The evening with Ethan was now only seven hours away.

Naked, I carried Ella to my office-closet and put on a terry-cloth robe. I put on a Patsy Cline CD and sat down at my desk to enter information in my pet records. Ella came to my side and tried to jump up. I picked her up and let her sit in my lap for a few minutes while I worked, but then I put her down and stomped to the CD player and turned Patsy off. Sometimes innocent love is too sweet to stomach.
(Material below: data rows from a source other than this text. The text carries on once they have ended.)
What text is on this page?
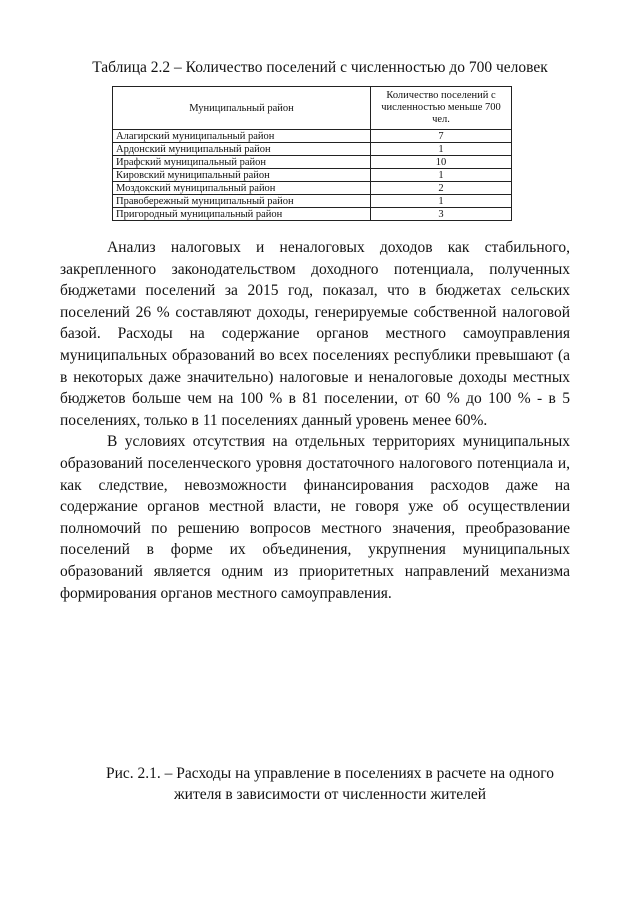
Таблица 2.2 – Количество поселений с численностью до 700 человек
Муниципальный район	Количество поселений с численностью меньше 700 чел.
Алагирский муниципальный район	7
Ардонский муниципальный район	1
Ирафский муниципальный район	10
Кировский муниципальный район	1
Моздокский муниципальный район	2
Правобережный муниципальный район	1
Пригородный муниципальный район	3

Анализ налоговых и неналоговых доходов как стабильного, закрепленного законодательством доходного потенциала, полученных бюджетами поселений за 2015 год, показал, что в бюджетах сельских поселений 26 % составляют доходы, генерируемые собственной налоговой базой. Расходы на содержание органов местного самоуправления муниципальных образований во всех поселениях республики превышают (а в некоторых даже значительно) налоговые и неналоговые доходы местных бюджетов больше чем на 100 % в 81 поселении, от 60 % до 100 % - в 5 поселениях, только в 11 поселениях данный уровень менее 60%.

В условиях отсутствия на отдельных территориях муниципальных образований поселенческого уровня достаточного налогового потенциала и, как следствие, невозможности финансирования расходов даже на содержание органов местной власти, не говоря уже об осуществлении полномочий по решению вопросов местного значения, преобразование поселений в форме их объединения, укрупнения муниципальных образований является одним из приоритетных направлений механизма формирования органов местного самоуправления.

Рис. 2.1. – Расходы на управление в поселениях в расчете на одного жителя в зависимости от численности жителей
Somebody rapped on my French doors, and I pulled the robe closed and padded into the living room. Guidry was leaning with one hand on the door, looking calmly through the glass into my life. As if he had a right to drop by in the middle of the afternoon without calling. As if it didn’t matter that some people might like a little advance notice so they could dress before they had company.

I jerked open the door and scowled at him. He ignored me and sauntered inside, leaving me with the doorknob in my hand. He went to my refrigerator and opened it and took out a bottle of water. While he uncapped the bottle and drank half of it, I closed the door and went to stand at my bar. The soft back sides of my knees tingled. I wished he would kiss me again.

I said, “How nice to see you, Lieutenant. Could I offer you something to drink? Water, maybe?”

“Thanks, I already have some.”

He carried the bottle into the living room and set it on the coffee table, then dropped onto my green-printed couch. After a moment, I sat in the chair. Too late, I realized I was squeezing my knees together like a schoolgirl on her first make-out date. Only we weren’t making out and we weren’t going to, and I had to make that crystal clear before Guidry got the wrong idea. If he hadn’t already.